Commentary

Selected Criticism

Title:
Gilchrist, Herbert Harlakenden (1857–1914)
Author:
Alcaro, Marion Walker
Print source:
J.R. LeMaster and Donald D. Kummings, eds., Walt Whitman: An Encyclopedia (New York: Garland Publishing, 1998), reproduced by permission.

Herbert Gilchrist, a painter, was born in London, son of Alexander and Anne Gilchrist. In 1876, when he accompanied his mother and sisters to America, he was a student at the Royal Academy of Arts. During the two years that the Gilchrists lived in Philadelphia, he continued painting on his own—for the most part, painting Whitman. However, in the winter that the Gilchrists spent in New York (1878–1879), he studied under William Merritt Chase.

Herbert's devotion to Whitman was the dominating force in his life. Like his mother's devotion to the poet, it began long before they met. When he was seventeen, Anne wrote to Walt that Herbert had read Leaves of Grass "quite through" with "a large measure of responsive delight" (qtd. in Alcaro 149). In America, Walt became the center of his existence. In Philadelphia, in addition to seeing the poet almost daily at the Gilchrists' house, Herbert often visited him in Camden and joined him at the Staffords' farm. There can be little doubt that Herbert was one of Walt's young lovers.
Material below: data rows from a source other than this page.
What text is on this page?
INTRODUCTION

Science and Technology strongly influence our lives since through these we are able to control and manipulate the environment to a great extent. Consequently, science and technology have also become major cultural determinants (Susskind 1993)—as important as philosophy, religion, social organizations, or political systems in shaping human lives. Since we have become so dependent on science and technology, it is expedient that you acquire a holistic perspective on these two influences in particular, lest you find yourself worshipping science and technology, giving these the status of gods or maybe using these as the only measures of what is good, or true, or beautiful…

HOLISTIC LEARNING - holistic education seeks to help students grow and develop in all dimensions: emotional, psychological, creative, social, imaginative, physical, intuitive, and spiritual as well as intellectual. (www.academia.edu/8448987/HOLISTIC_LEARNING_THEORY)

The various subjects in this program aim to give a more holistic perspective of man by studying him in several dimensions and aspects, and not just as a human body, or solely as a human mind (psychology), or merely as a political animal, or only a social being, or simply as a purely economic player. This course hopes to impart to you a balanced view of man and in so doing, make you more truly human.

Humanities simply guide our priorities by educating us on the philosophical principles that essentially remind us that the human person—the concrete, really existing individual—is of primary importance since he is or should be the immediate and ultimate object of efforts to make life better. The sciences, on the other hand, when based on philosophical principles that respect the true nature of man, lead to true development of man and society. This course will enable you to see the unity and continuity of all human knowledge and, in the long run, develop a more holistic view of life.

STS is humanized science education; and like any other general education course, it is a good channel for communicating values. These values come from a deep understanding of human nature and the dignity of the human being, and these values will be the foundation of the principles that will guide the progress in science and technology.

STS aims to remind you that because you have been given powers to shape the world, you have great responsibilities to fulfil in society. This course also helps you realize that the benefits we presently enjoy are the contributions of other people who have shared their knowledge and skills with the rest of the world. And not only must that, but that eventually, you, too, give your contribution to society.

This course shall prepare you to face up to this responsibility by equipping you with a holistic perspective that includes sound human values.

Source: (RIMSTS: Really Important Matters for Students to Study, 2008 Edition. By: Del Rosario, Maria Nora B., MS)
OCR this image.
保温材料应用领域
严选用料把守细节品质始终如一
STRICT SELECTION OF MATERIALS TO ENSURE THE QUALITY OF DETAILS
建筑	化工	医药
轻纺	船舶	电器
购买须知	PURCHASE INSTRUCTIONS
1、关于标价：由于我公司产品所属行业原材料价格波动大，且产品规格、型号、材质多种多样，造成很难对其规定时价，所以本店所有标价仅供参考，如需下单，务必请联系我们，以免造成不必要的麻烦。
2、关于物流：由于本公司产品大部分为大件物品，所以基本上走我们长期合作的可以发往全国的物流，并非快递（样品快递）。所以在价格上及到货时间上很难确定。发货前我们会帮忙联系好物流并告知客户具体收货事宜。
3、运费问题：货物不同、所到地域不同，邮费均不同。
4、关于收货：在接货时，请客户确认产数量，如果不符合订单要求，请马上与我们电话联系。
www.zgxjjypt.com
When the Gilchrists returned to England (1879), like his mother, Herbert wrote regularly to Walt and helped collect funds for him. After Anne died in 1885, Herbert hastily compiled a biography, Anne Gilchrist: Her Life and Writings (1887), and returned to Philadelphia to paint Walt's portrait.

Herbert's powerful portrait of Whitman was warmly acclaimed in London. In Philadelphia its reception was less enthusiastic. Whitman preferred Eakins's portrait, claiming that Herbert had "prettified" him, given him "Italianate" curls (qtd. in Alcaro 175). However, Horace Traubel also recorded Walt's refusal to be too hard on it: "I love Herbert too much," Walt told Thomas Harned (Traubel 156). Herbert lived in Philadelphia for several years, visiting the ailing poet faithfully. He was a speaker at Walt's seventieth birthday celebration. After Whitman's death, Gilchrist returned to England. In 1914 he took his own life.

Bibliography

Alcaro, Marion Walker. Walt Whitman's Mrs. G: A Biography of Anne Gilchrist. Madison, N.J.: Fairleigh Dickinson UP, 1991.

Traubel, Horace. With Walt Whitman in Camden. Vol. 1. 1906. New York: Rowman and Littlefield, 1961.